Inilah kenapa, saat menjawab seluruh pertanyaan pada sesi pengisian assesstment, kita perlu jujur dengan diri sendiri, tidak perlu melebih-lebihkan supaya hasil terlihat menakjubkan. Justru, dengan menjawab apa adanya, hasil yang terpapar juga makin mendekati siapa diri kita sesungguhnya.
Tiap ibu rumah tangga, punya keunikan berbeda-beda.

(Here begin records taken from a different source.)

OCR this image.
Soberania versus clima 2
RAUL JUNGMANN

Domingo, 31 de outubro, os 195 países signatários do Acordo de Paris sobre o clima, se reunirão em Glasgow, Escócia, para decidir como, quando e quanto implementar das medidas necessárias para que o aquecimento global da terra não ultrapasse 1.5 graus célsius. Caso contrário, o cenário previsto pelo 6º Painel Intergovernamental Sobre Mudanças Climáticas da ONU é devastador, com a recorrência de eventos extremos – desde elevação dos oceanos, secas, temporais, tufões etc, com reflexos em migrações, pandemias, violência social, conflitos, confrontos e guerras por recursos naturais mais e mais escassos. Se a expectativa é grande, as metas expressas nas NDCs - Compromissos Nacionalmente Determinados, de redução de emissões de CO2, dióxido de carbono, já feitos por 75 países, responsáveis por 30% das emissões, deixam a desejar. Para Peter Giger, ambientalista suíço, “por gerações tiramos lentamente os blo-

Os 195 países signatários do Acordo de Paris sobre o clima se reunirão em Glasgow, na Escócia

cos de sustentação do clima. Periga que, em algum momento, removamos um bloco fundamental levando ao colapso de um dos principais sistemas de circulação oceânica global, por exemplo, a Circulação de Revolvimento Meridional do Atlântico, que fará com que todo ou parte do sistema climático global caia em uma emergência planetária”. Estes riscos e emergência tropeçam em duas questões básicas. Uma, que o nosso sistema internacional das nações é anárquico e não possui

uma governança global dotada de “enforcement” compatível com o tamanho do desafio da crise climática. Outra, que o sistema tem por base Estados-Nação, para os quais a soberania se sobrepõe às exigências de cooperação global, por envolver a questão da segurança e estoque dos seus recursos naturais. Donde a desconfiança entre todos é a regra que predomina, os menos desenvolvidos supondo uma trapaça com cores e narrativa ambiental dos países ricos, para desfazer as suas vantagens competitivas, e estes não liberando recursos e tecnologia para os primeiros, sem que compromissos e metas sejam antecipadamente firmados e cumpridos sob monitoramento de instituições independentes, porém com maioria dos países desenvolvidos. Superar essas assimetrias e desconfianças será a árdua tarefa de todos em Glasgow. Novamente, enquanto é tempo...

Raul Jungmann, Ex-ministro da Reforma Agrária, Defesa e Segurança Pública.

Ada yang jago dalam hal keuangan, ada yang lebih jago dalam membangun pertemanan hingga komunitas, ada juga yang super detail, bahkan ada yang jago mengatur segala sesuatu menjadi lebih terorganisir. Inilah satu hal yang perlu disadari, bukan untuk dijadikan perbandingan antara satu ibu dengan ibu lainnya.
Dengan kejujuran dalam menggali dan mengakui potensi diri melalui Talents Mapping, kita juga merayakan keunikan yang ada dalam diri sendiri.
Mencintai dan menghargai diri sendiri adalah fondasi kekuatan sejati yang memungkinkan tiap ibu rumah tangga meraih kebahagiaan dan hidup yang bermakna.
Dari sini kita akhirnya menyadari, bahwa untuk memperkuat self-love bahkan mencapai self-compassion, perlu berada pada tahap self-discovery seutuhnya.